How to train CNN such it eliminate dependent features and focuses on independent ones?


How we should train a CNN model when training dataset contains only limited number of cases, and the trained model is supposed to predict class (label) for several other cases, which has not seen before?

Supposing there was hidden independent features describing the label repeated in previously seen cases of dataset.

For example let's consider we want to train a model to movement time series signals so it can predict some sort of activities (labels), and we have long record of movement signals (e.g. hours) for limited number of persons (e.g. 30) during various type of activities (e.g. 5), we may say these signals carry three type of hidden features:

  1. Noise-features: Common features between every persons/activities
  2. Case-features: features mostly correlated with persons
  3. Class-features: features mostly correlated with activities

We want to train the model such it learn mostly Class-features and eliminate 1st and 2nd types of features.

In conventional types of supervised-learning CNN learns all features how dataset represents them. In my test the model learned those 30 person activities very well, but on new persons it only predict randomly (i.e. 20% success). Over-fitted?

It seems there are three straight workaround to this:

  1. Extracting class-features and using a shallow classifier.
  2. Increasing dataset wideness by recording signal on other persons: it can get so expensive or impossible in some situations.
  3. Signal augmentation: by augmenting signals such it does not change Class-features, and making augmented Case-features. it seems to me harder than 1st workaround.

Is there any other workaround on this type of problem?

For example specific type of training to use, to learn the model how different cases similarly follow class-features during class changes, eliminating case-features which varies case by case.

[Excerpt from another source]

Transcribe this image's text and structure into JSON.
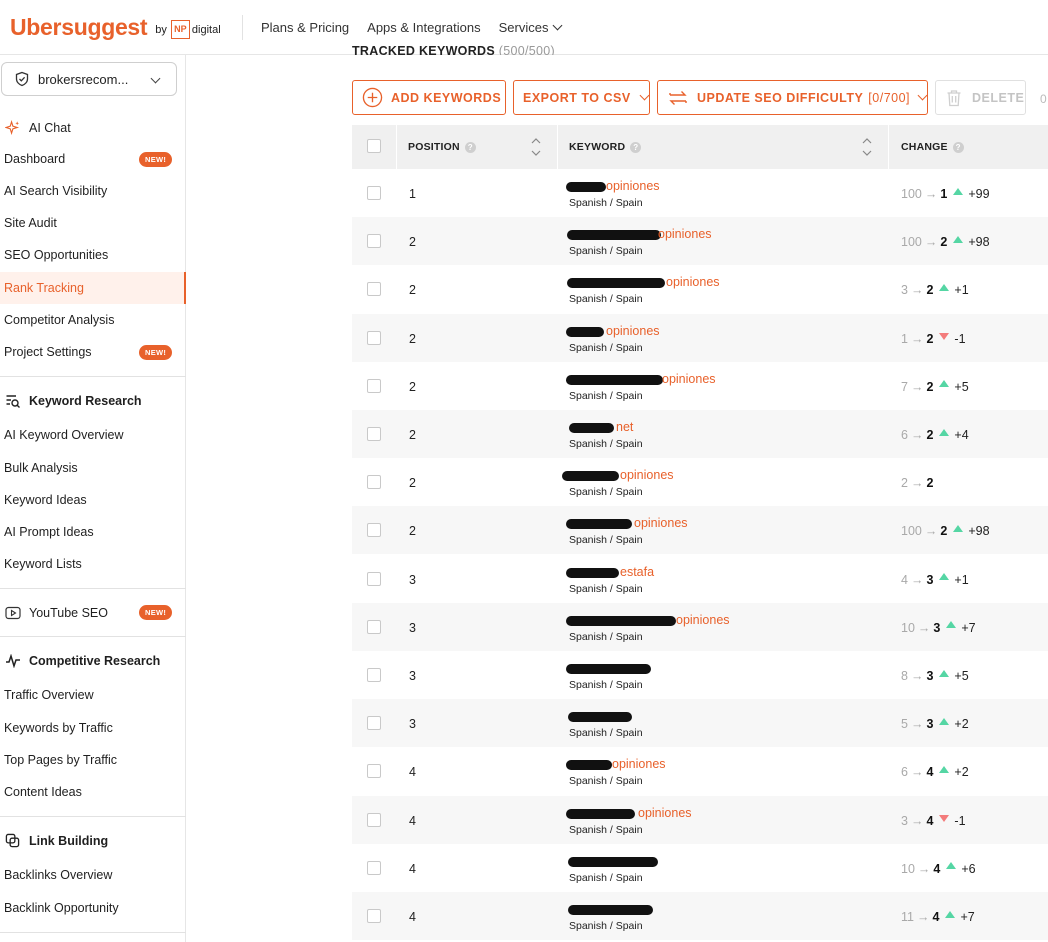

Sorry for very long question!


Posted 2019-02-06T13:48:43.677

Reputation: 131

What do you want to detect? Human activities? You define what you want to learn using your loss function. What is your loss function? CNN usually requires a large dataset. What is the size of your dataset? Yes, it is possible you are overfitting if you have high performance on the training dataset but low performance on the evaluation dataset. What is the input to your CNN? What is the output? It may be a good idea to specify the exact architecture you are using and which dataset (if publicly available). – nbro – 2019-02-06T21:05:04.000

Sorry, it seems to me I failed to clarify my question, at least for you. Defining loss function how exactly affect learning specific type of features from time series signal? The stack type CNN model gets couple of time series as input and supposed to binary select a class for them. The dataset size is L×W×N where L(134e3) >> W(30) > N(5). – 2i3r – 2019-02-06T21:24:38.460

Where do you mention time series signal in your question? Also, why are you using a CNN to perform human activity prediction using time series as input? – nbro – 2019-02-06T21:31:20.403

1Yes, It could be missleading, I edited my question. I don't really want to use CNN to predict human activity, it's just an example to explain my more general question: ** how to perform training on a CNN, such it learn specific type of features we want from time series signal, without altering dataset? More specifically learn more about those features which they are more correlated to labels and eliminate those features that are more correlated with case to case.** – 2i3r – 2019-02-06T21:52:11.463

Features are "characteristics" of the input data. You do not learn features in supervised learning, but you use the features to do e.g. prediction. – nbro – 2019-02-06T22:23:21.970

It is common to assume convolutional layers in CNN as feature extractors from input time (or spatial) series signal. And they learn which feature they pass to next layers by adjusting kernel weights during training. – 2i3r – 2019-02-06T22:34:52.387

I've never seen CNNs being applied to time series data (without any augmentation). Anyway, the kernels (or weights of your CNN) are learned "automatically" given the objective or loss function. – nbro – 2019-02-06T22:41:23.067

No answers